The answers are 3, 1 plus or minus the square root of 5 over 2. I factored it into (x-3)(X^3-4x^2+2x+3) but having trouble factoriing the 2nd factor. Please explain your answer because I will die if you don't help me!
2006-07-02 17:57:46 · 5 answers · asked by NONAME 1 in Science & Mathematics ➔ Mathematics
Factor x³-4x²+2x+3 into (x-3)(x²-x-1) - thus you have (x-3)(x-3)(x²-x-1). See if you don't find that more useful.
2006-07-02 18:05:07 · answer #1 · answered by Pascal 7 · 0⤊ 0⤋
OK, if you don't like the idea of guessing a zero or looking at the solution like I told you earlier, I can tell you how I would improvise.

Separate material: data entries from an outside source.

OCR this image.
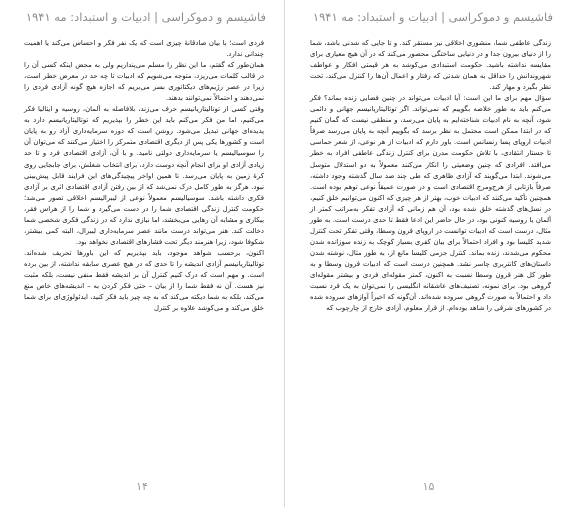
فاشیسم و دموکراسی | ادبیات و استبداد: مه ۱۹۴۱

فردی است؛ با بیان صادقانهٔ چیزی است که یک نفر فکر و احساس می‌کند یا اهمیت چندانی ندارد.

همان‌طور که گفتم، ما این نظر را مسلم می‌پنداریم ولی به محض اینکه کسی آن را در قالب کلمات می‌ریزد، متوجه می‌شویم که ادبیات تا چه حد در معرض خطر است، زیرا در عصر رژیم‌های دیکتاتوری بسر می‌بریم که اجازه هیچ گونه آزادی فردی را نمی‌دهند و احتمالاً نمی‌توانند بدهند.

وقتی کسی از توتالیتاریانیسم حرف می‌زند، بلافاصله به آلمان، روسیه و ایتالیا فکر می‌کنیم، اما من فکر می‌کنم باید این خطر را بپذیریم که توتالیتاریانیسم دارد به پدیده‌ای جهانی تبدیل می‌شود. روشن است که دوره سرمایه‌داری آزاد رو به پایان است و کشورها یکی پس از دیگری اقتصادی متمرکز را اختیار می‌کنند که می‌توان آن را سوسیالیسم یا سرمایه‌داری دولتی نامید. و با آن، آزادی اقتصادی فرد و تا حد زیادی آزادی او برای انجام آنچه دوست دارد، برای انتخاب شغلش، برای جابجایی روی کرهٔ زمین به پایان می‌رسد. تا همین اواخر پیچیدگی‌های این فرایند قابل پیش‌بینی نبود. هرگز به طور کامل درک نمی‌شد که از بین رفتن آزادی اقتصادی اثری بر آزادی فکری داشته باشد. سوسیالیسم معمولاً نوعی از لیبرالیسم اخلاقی تصور می‌شد؛ حکومت کنترل زندگی اقتصادی شما را در دست می‌گیرد و شما را از هراس فقر، بیکاری و مشابه آن رهایی می‌بخشد، اما نیازی ندارد که در زندگی فکری شخصی شما دخالت کند. هنر می‌تواند درست مانند عصر سرمایه‌داری لیبرال، البته کمی بیشتر، شکوفا شود، زیرا هنرمند دیگر تحت فشارهای اقتصادی نخواهد بود.

اکنون، برحسب شواهد موجود، باید بپذیریم که این باورها تحریف شده‌اند. توتالیتاریانیسم آزادی اندیشه را تا حدی که در هیچ عصری سابقه نداشته، از بین برده است. و مهم است که درک کنیم کنترل آن بر اندیشه فقط منفی نیست، بلکه مثبت نیز هست. آن نه فقط شما را از بیان – حتی فکر کردن به – اندیشه‌های خاص منع می‌کند، بلکه به شما دیکته می‌کند که به چه چیز باید فکر کنید، ایدئولوژی‌ای برای شما خلق می‌کند و می‌کوشد علاوه بر کنترل

۱۴
فاشیسم و دموکراسی | ادبیات و استبداد: مه ۱۹۴۱

زندگی عاطفی شما، منشوری اخلاقی نیز مستقر کند. و تا جایی که شدنی باشد، شما را از دنیای بیرون جدا و در دنیایی ساختگی محصور می‌کند که در آن هیچ معیاری برای مقایسه نداشته باشید. حکومت استبدادی می‌کوشد به هر قیمتی افکار و عواطف شهروندانش را حداقل به همان شدتی که رفتار و اعمال آن‌ها را کنترل می‌کند، تحت نظر بگیرد و مهار کند.

سؤال مهم برای ما این است: آیا ادبیات می‌تواند در چنین فضایی زنده بماند؟ فکر می‌کنم باید به طور خلاصه بگوییم که نمی‌تواند. اگر توتالیتاریانیسم جهانی و دائمی شود، آنچه به نام ادبیات شناخته‌ایم به پایان می‌رسد، و منطقی نیست که گمان کنیم که در ابتدا ممکن است محتمل به نظر برسد که بگوییم آنچه به پایان می‌رسد صرفاً ادبیات اروپای پسا رنسانس است. باور دارم که ادبیات از هر نوعی، از شعر حماسی تا جستار انتقادی، با تلاش حکومت مدرن برای کنترل زندگی عاطفی افراد به خطر می‌افتد. افرادی که چنین وضعیتی را انکار می‌کنند معمولاً به دو استدلال متوسل می‌شوند. ابتدا می‌گویند که آزادی ظاهری که طی چند صد سال گذشته وجود داشته، صرفاً بازتابی از هرج‌ومرج اقتصادی است و در صورت عمیقاً نوعی توهم بوده است. همچنین تأکید می‌کنند که ادبیات خوب، بهتر از هر چیزی که اکنون می‌توانیم خلق کنیم، در نسل‌های گذشته خلق شده بود، آن هم زمانی که آزادی تفکر به‌مراتب کمتر از آلمان یا روسیه کنونی بود، در حال حاضر این ادعا فقط تا حدی درست است. به طور مثال، درست است که ادبیات توانست در اروپای قرون وسطا، وقتی تفکر تحت کنترل شدید کلیسا بود و افراد احتمالاً برای بیان کفری بسیار کوچک به زنده سوزانده شدن محکوم می‌شدند، زنده بماند. کنترل جزمی کلیسا مانع از، به طور مثال، نوشته شدن داستان‌های کانتربری چاسر نشد. همچنین درست است که ادبیات قرون وسطا و به طور کل هنر قرون وسطا نسبت به اکنون، کمتر مقوله‌ای فردی و بیشتر مقوله‌ای گروهی بود. برای نمونه، تصنیف‌های عاشقانه انگلیسی را نمی‌توان به یک فرد نسبت داد و احتمالاً به صورت گروهی سروده شده‌اند. آن‌گونه که اخیراً آوازهای سروده شده در کشورهای شرقی را شاهد بوده‌ام. از قرار معلوم، آزادی خارج از چارچوب که

۱۵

First, consider that your zero is x = a. Then, you get something like:
(x-a)(bx^2 + cx + d) = x^3 - 4x^2 + 2x + 3 = 0
Even if you factor that, I think you still have to make a guess, but you have a guideline for your guess. a and d are the only terms of degree zero (constants) in the expression, so you can relate them as follows: ad = 3. From that, you can say that a = 1 or 3 are the most likely answers. You can then divide with synthetic division and get a quadratic that shares the other two zeros with your original polynomial.
Note that factoring works in this case if you make the assumption that your zero is an integer. However, there are infinitely many more equations that cannot be easily factored than can be easily factored. Guessing integers as your factors will probably get you through the class because textbooks for introductory courses do not usually use realistic numbers in problems, but it is often a huge waste of time.

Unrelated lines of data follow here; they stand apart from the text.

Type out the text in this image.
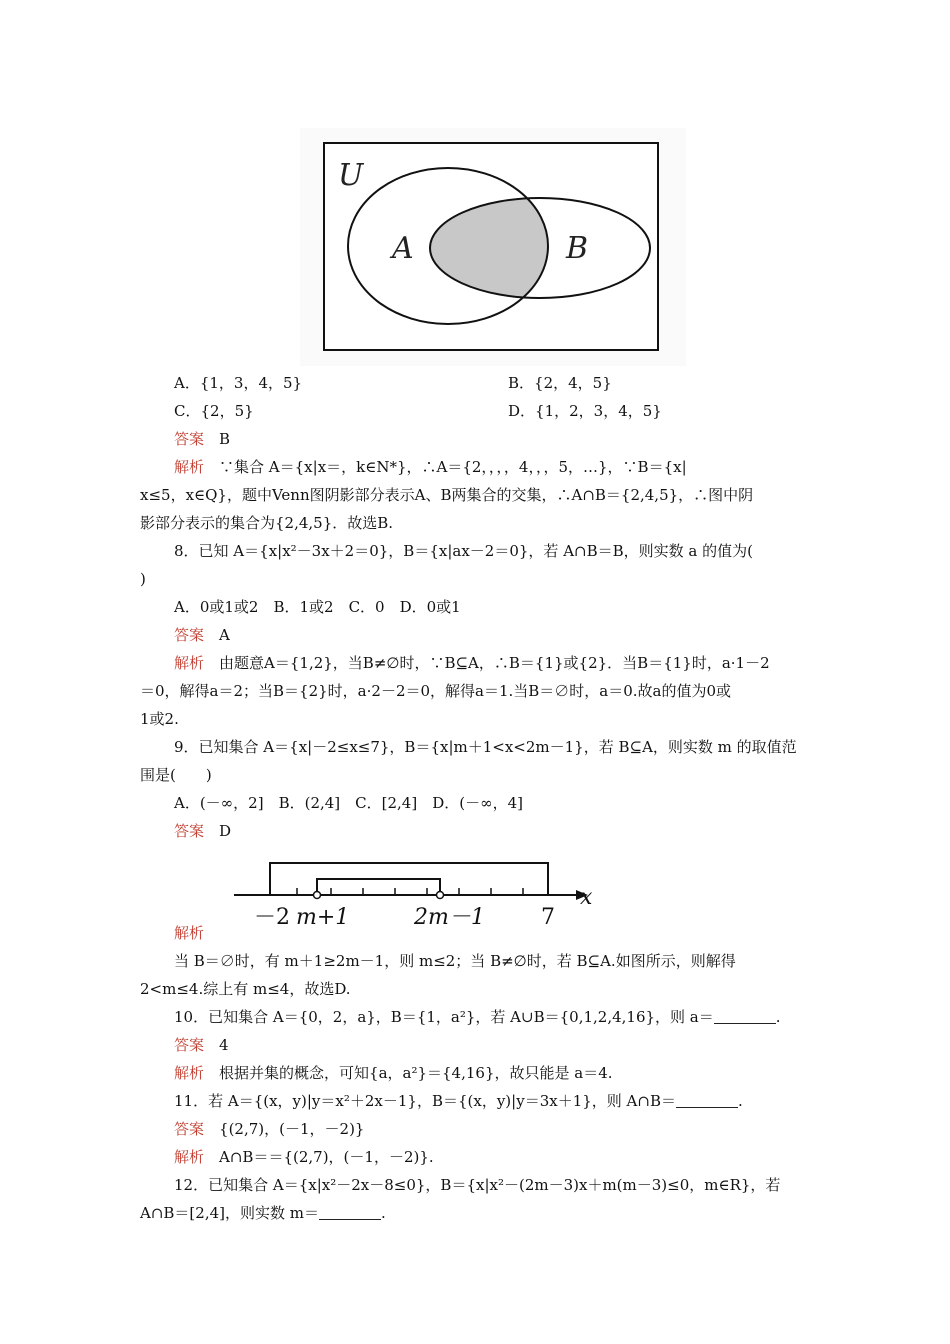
U
A	B
A．{1，3，4，5}	B．{2，4，5}
C．{2，5}	D．{1，2，3，4，5}
答案　 B
解析　 ∵集合 A＝{x|x＝，k∈N*}，∴A＝{2，，，，4，，，5，…}，∵B＝{x|
x≤5，x∈Q}，题中Venn图阴影部分表示A、B两集合的交集，∴A∩B＝{2,4,5}，∴图中阴
影部分表示的集合为{2,4,5}．故选B.
8．已知 A＝{x|x²－3x＋2＝0}，B＝{x|ax－2＝0}，若 A∩B＝B，则实数 a 的值为(
)
A．0或1或2　B．1或2　C．0　D．0或1
答案　 A
解析　 由题意A＝{1,2}，当B≠∅时，∵B⊆A，∴B＝{1}或{2}．当B＝{1}时，a·1－2
＝0，解得a＝2；当B＝{2}时，a·2－2＝0，解得a＝1.当B＝∅时，a＝0.故a的值为0或
1或2.
9．已知集合 A＝{x|－2≤x≤7}，B＝{x|m＋1<x<2m－1}，若 B⊆A，则实数 m 的取值范
围是(　　)
A．(－∞，2]　B．(2,4]　C．[2,4]　D．(－∞，4]
答案　 D
－2 m+1	2m－1	7
x
解析
当 B＝∅时，有 m＋1≥2m－1，则 m≤2；当 B≠∅时，若 B⊆A.如图所示，则解得
2<m≤4.综上有 m≤4，故选D.
10．已知集合 A＝{0，2，a}，B＝{1，a²}，若 A∪B＝{0,1,2,4,16}，则 a＝	.
答案　 4
解析　 根据并集的概念，可知{a，a²}＝{4,16}，故只能是 a＝4.
11．若 A＝{(x，y)|y＝x²＋2x－1}，B＝{(x，y)|y＝3x＋1}，则 A∩B＝	.
答案　 {(2,7)，(－1，－2)}
解析　 A∩B＝＝{(2,7)，(－1，－2)}.
12．已知集合 A＝{x|x²－2x－8≤0}，B＝{x|x²－(2m－3)x＋m(m－3)≤0，m∈R}，若
A∩B＝[2,4]，则实数 m＝	.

2006-07-03 01:33:24 · answer #2 · answered by anonymous 7 · 0⤊ 0⤋
Alright.. i don't know if this will help. but i went thru the problem, or tried to. the answers that you got weren't the answer's that i got, however. so if my work is incorrect, i'm sorry. here's what i did.
(x-3)(x^3-4x^2+2x+3)=0 i set it =0 because you get real 0's that way
(x-3)=0, then x=3
(x^3-4x^2+2x+3)=0
x^3-4x^2+2x=-3 subtract 3 from both sides
x(x^2-4x+2)=-3 factor out an x, x=-3
x^2-4x+2=-3
x^2-4x+5=0 add 3 to both sides
x=(4± (square root of) (-4)^2-4(1)(5))/2 Quadratic formula
QF: x= -b ± square root of (b^2)-4ac all divided by 2a
with that i got x=2 ± 2i, however, the question asked for real zero's, so those do not work.
The real zero's that i got for this problem are x=3 and x=-3. when checked, however, x=-3 was found to be an extraneious solution, so the only real zero I found was x=3.
i hope this helps!!
2006-07-03 01:40:54 · answer #3 · answered by dragonfly_5565 1 · 0⤊ 0⤋
sorry i can't help you solve it, but here is a site that will answer it for you also factor it for you if it can be factored.
www.quickmath.com
For ex:, your problem factors into (x - 3)(x - 3)(x^2 - x - 1)
x^2 - x - 1
x = (-b ± sqrt(b^2 - 4ac))/2a
x = (-(-1) ± sqrt((-1)^2 - 4(1)(-1)))/(2(1))
x = (1 ± sqrt(1 + 4))/2
x = (1 ± sqrt(5))/2
x = (1/2)(1 ± sqrt(5))
so answers are x = 3, (1/2)(1 + sqrt(5)), or (1/2)(1 - sqrt(5))
2006-07-03 01:25:06 · answer #4 · answered by Sherman81 6 · 0⤊ 0⤋
you've already answered your own question dear, 3 occurs twice.
fully factored your equation is (x-3)(x-3)(x^2-x-1). long division using X-3 twice. The last part can be found using quadratic formula.
2006-07-03 01:23:14 · answer #5 · answered by Enchantress 3 · 0⤊ 0⤋